Le comportement harcelant à l’égard d’un employé justifie la faute grave, même s’il est commis par un salarié qui n’est pas le supérieur hiérarchique de ce dernier. C’est ainsi que juge la Cour de cassation, dans un arrêt rendu le 28 juin 2023.

Pour rappel : Selon l’article L1152-1 du Code du travail : « Aucun salarié ne doit subir les agissements répétés de harcèlement moral qui ont pour objet ou pour effet une dégradation de ses conditions de travail susceptible de porter atteinte à ses droits et à sa dignité, d'altérer sa santé physique ou mentale ou de compromettre son avenir professionnel ».

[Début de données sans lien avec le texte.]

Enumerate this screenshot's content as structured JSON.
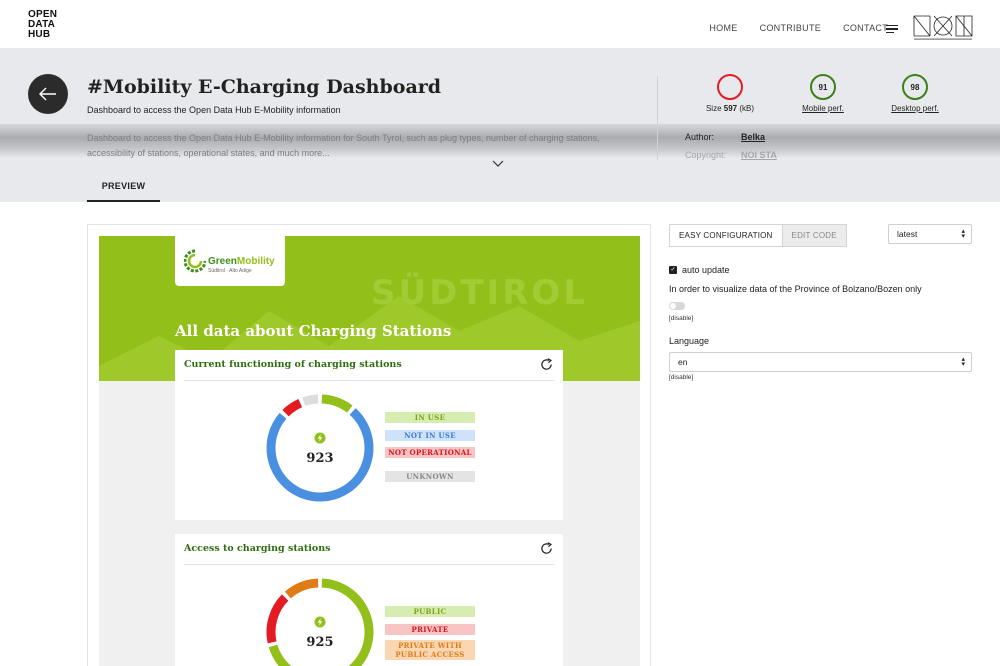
{
  "brand": {
    "logo_lines": [
      "OPEN",
      "DATA",
      "HUB"
    ]
  },
  "nav": {
    "links": [
      "HOME",
      "CONTRIBUTE",
      "CONTACT"
    ]
  },
  "header": {
    "title": "#Mobility E-Charging Dashboard",
    "subtitle": "Dashboard to access the Open Data Hub E-Mobility information",
    "description": "Dashboard to access the Open Data Hub E-Mobility information for South Tyrol, such as plug types, number of charging stations, accessibility of stations, operational states, and much more..."
  },
  "metrics": {
    "size": {
      "label_prefix": "Size",
      "value": "597",
      "unit": "(kB)"
    },
    "mobile": {
      "score": "91",
      "label": "Mobile perf."
    },
    "desktop": {
      "score": "98",
      "label": "Desktop perf."
    }
  },
  "meta": {
    "author_key": "Author:",
    "author_value": "Belka",
    "copyright_key": "Copyright:",
    "copyright_value": "NOI STA"
  },
  "tabs": {
    "preview": "PREVIEW"
  },
  "preview": {
    "logo_name_a": "Green",
    "logo_name_b": "Mobility",
    "logo_sub": "Südtirol · Alto Adige",
    "watermark": "SÜDTIROL",
    "band_title": "All data about Charging Stations",
    "charts": [
      {
        "title": "Current functioning of charging stations",
        "total": "923",
        "legend": [
          "IN USE",
          "NOT IN USE",
          "NOT OPERATIONAL",
          "UNKNOWN"
        ]
      },
      {
        "title": "Access to charging stations",
        "total": "925",
        "legend": [
          "PUBLIC",
          "PRIVATE",
          "PRIVATE WITH PUBLIC ACCESS"
        ]
      }
    ]
  },
  "config": {
    "tab_easy": "EASY CONFIGURATION",
    "tab_code": "EDIT CODE",
    "version": "latest",
    "auto_update": "auto update",
    "province_text": "In order to visualize data of the Province of Bolzano/Bozen only",
    "disable_note": "[disable]",
    "language_label": "Language",
    "language_value": "en"
  },
  "colors": {
    "green": "#93bf1b",
    "dark_green": "#2d6e0e",
    "in_use": "#93bf1b",
    "not_in_use": "#4a8fe0",
    "not_operational": "#e31b23",
    "unknown": "#dddddd",
    "private_public": "#e07b16"
  },
  "chart_data": [
    {
      "type": "pie",
      "title": "Current functioning of charging stations",
      "categories": [
        "IN USE",
        "NOT IN USE",
        "NOT OPERATIONAL",
        "UNKNOWN"
      ],
      "values": [
        0.11,
        0.76,
        0.07,
        0.06
      ],
      "total": 923
    },
    {
      "type": "pie",
      "title": "Access to charging stations",
      "categories": [
        "PUBLIC",
        "PRIVATE",
        "PRIVATE WITH PUBLIC ACCESS"
      ],
      "values": [
        0.71,
        0.17,
        0.12
      ],
      "total": 925
    }
  ]
}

En l’espèce, une salariée est engagée en qualité d'hôtesse de caisse, puis promue au poste de manager de caisses. Presque vingt ans après, elle a été mise à pied à titre conservatoire et finalement licenciée pour faute grave pour harcèlement moral.

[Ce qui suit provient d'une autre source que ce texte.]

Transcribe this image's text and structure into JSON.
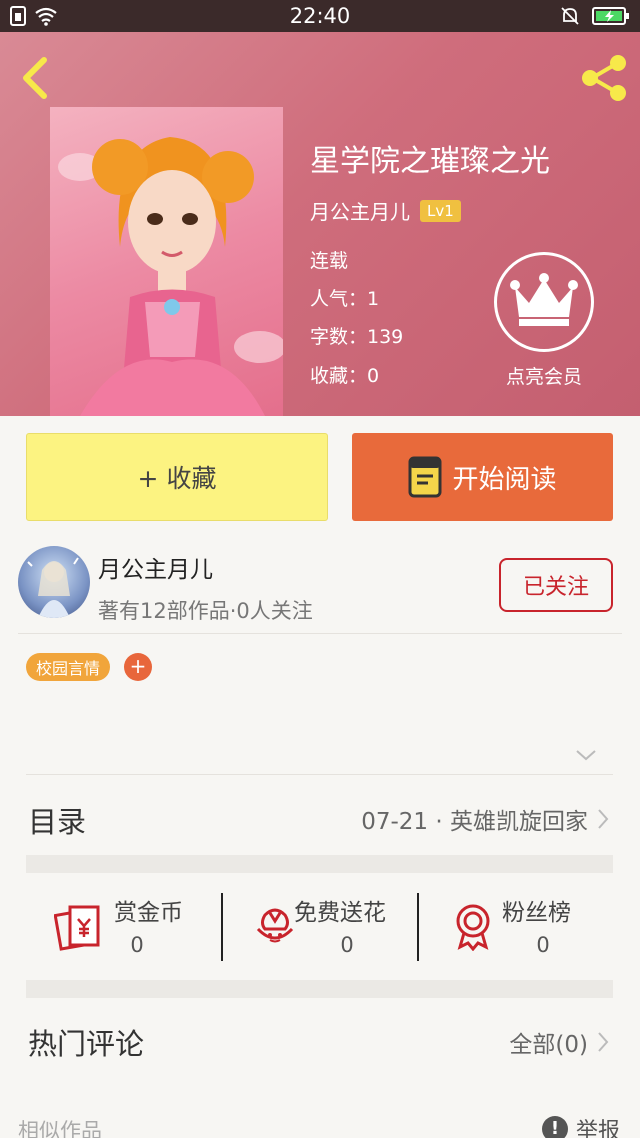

La salariée en question a saisi les juges prud’homaux pour contester son licenciement et obtenir des dommages et intérêts. Elle soutient qu'elle n'exerçait aucune responsabilité hiérarchique sur l’employée qui se disait victime de ses agissements fautifs, celle dernière travaillant en parapharmacie. La Cour d’appel la déboute néanmoins de sa demande, en retenant l’existence d’une faute grave. Elle juge que la salariée a profité de sa position de manager pour harceler l’employée, sur fond de rivalité amoureuse, « en lui faisant état, à plusieurs reprises, de sa capacité de nuisance ». 

La Cour de cassation s’aligne à la position des juges du fond. Elle considère que ces faits sont « incompatibles avec les responsabilités confiées à la salariée ». Ils rendaient donc « impossible son maintien dans l’entreprise », et cela, peu importe l’absence du lien hiérarchique direct.

Cass., Soc., 28 juin 2023, Pourvoi n° 22-12.777

 

  • Statut protecteur contre le licenciement d’un délégué syndical : la démission d’un délégué syndical prend effet à la date de l’information de l’employeur

C’est à la date à laquelle l’employeur est informé de la démission d’un délégué syndical que la fin du mandat de ce dernier prend effet. C’est ainsi que se prononce la Cour de cassation, dans un arrêt rendu le 14 juin 2023.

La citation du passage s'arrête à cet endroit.